En huelga la fábrica de los Escarabajo y New Beetle

Volkswagen sólo tiene una planta en todo el mundo donde se fabrique el mítico Escarabajo. Es la de Puebla, en México. También es la única que ensambla los New Beetle, herederos de aquel "coche del pueblo". Ahora, los 13.000 empleados de la fábrica se han declarado en huelga.

Los trabajadores piden, entre otras cosas, un aumento de sueldo del 21 por ciento, una petición que la marca no está dispuesta a conceder, pues la considera desproporcionada y muy por encima de las previsiones de la inflación. Y eso que, en un principio, la reclamación se situaba en el 30 por ciento.

Tras las negativas de la empresa, los empleados mejicanos se declararon en huelga el pasado sábado y no descartan llevar a cabo movilizaciones importantes en los próximos días. De momento, las autoridades laborales han mediado y han pedido a Volkswagen un aumento del 5,5 por ciento.

Ante la magnitud de la protesta, Volkswagen se ha apresurado a elaborar una propuesta de aumento salarial.
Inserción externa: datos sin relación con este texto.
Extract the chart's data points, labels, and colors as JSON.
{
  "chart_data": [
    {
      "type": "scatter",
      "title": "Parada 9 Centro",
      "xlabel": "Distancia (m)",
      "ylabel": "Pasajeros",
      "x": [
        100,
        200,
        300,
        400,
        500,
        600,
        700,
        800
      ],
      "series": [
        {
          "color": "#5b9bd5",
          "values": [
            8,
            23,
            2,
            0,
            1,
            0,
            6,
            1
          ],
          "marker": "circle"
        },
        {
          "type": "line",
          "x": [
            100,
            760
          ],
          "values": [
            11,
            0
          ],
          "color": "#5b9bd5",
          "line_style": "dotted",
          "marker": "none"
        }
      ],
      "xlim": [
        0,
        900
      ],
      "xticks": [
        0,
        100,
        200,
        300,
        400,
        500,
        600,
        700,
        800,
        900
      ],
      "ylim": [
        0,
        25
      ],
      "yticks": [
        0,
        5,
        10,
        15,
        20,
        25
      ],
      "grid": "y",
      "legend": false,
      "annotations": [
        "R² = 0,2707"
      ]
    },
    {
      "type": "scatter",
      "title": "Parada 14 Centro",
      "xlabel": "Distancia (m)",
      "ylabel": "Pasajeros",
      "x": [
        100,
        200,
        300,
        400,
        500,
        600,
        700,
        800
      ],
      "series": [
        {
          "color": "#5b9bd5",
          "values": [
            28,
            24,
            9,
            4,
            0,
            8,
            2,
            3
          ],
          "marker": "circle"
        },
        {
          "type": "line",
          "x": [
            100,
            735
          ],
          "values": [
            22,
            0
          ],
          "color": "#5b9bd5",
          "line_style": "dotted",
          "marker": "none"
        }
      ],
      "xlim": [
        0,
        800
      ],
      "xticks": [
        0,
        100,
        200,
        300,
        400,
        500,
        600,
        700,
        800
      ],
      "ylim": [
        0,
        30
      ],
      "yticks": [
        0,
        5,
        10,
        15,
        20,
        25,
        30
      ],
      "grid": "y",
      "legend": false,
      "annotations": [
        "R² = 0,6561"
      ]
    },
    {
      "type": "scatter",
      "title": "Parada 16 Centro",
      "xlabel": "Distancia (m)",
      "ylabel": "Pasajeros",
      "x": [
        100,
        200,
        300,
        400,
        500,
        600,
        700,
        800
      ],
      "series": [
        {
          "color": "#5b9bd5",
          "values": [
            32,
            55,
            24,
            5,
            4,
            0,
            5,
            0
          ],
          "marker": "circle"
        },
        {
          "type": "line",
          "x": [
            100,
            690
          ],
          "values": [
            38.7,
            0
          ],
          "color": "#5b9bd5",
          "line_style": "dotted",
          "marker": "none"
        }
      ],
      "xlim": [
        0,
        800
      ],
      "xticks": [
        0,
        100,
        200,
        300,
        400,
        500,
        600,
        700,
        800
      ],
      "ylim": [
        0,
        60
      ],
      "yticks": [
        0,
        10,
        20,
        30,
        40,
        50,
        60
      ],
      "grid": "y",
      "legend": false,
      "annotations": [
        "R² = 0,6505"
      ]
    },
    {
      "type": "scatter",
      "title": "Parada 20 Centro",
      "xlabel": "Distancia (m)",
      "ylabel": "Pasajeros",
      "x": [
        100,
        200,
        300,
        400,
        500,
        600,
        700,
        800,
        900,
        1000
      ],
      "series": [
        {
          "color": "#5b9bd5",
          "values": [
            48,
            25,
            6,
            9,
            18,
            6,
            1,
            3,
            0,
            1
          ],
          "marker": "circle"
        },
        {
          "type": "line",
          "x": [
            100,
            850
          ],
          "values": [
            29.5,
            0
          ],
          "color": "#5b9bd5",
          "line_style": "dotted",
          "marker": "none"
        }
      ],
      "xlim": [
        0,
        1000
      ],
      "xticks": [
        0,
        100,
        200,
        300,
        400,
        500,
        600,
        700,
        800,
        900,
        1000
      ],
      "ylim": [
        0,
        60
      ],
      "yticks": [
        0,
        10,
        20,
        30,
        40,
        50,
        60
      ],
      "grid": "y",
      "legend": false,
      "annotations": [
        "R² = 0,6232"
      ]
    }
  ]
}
Está previsto que hoy se reúna con los delegados de la plantilla para negociar.

La directiva de la compañía alemana ha pedido sin éxito que se declare ilegal esta huelga. Ahora, trata de calmar los ánimos. "Deben entender que, en Europa, las negociaciones se hacen un punto o medio punto por encima de la inflación y no más", señala Francisco Bada, un dirigente de la filial mexicana de la marca. Asegura Bada que un 21 por ciento supone multiplicar por cuatro la inflación prevista y que no están en condiciones de negociar algo así.

Fuentes de la empresa apuntan que la huelga costará a la firma unos 6.000 millones de pesetas diarios. También han deslizado una amenaza: estos costes obligarán a Volkswagen a replantearse sus inversiones en México. "Tal y como se ven las cosas en este momento, la situación laboral en Puebla no va a ser favorable para nuevos proyectos del consorcio", asegura un portavoz.

En México, un país cuyos salarios están entre los más bajos de Latinoamérica, el conflicto de Puebla alcanza ya una notable repercusión. Los principales sindicatos del país se han unido y utilizan esta huelga como reclamo para llamar a la solidaridad obrera.

La planta de Puebla, encargada de fabricar el New Beetle y el veterano Escarabajo (en producción desde los años 40), da empleo a casi 13.000 personas. Además, alimenta a 106 industrias auxiliares que, en estos momentos, no saben a qué atenerse.

De sus cadenas de montaje salen 1.500 coches diarios, además de 2.000 motores. La mayor parte de esta producción se destina a la exportación.

A la espera de que se sienten las partes a negociar, la planta de Puebla está sitiada por los trabajadores y llena de banderas rojas y negras.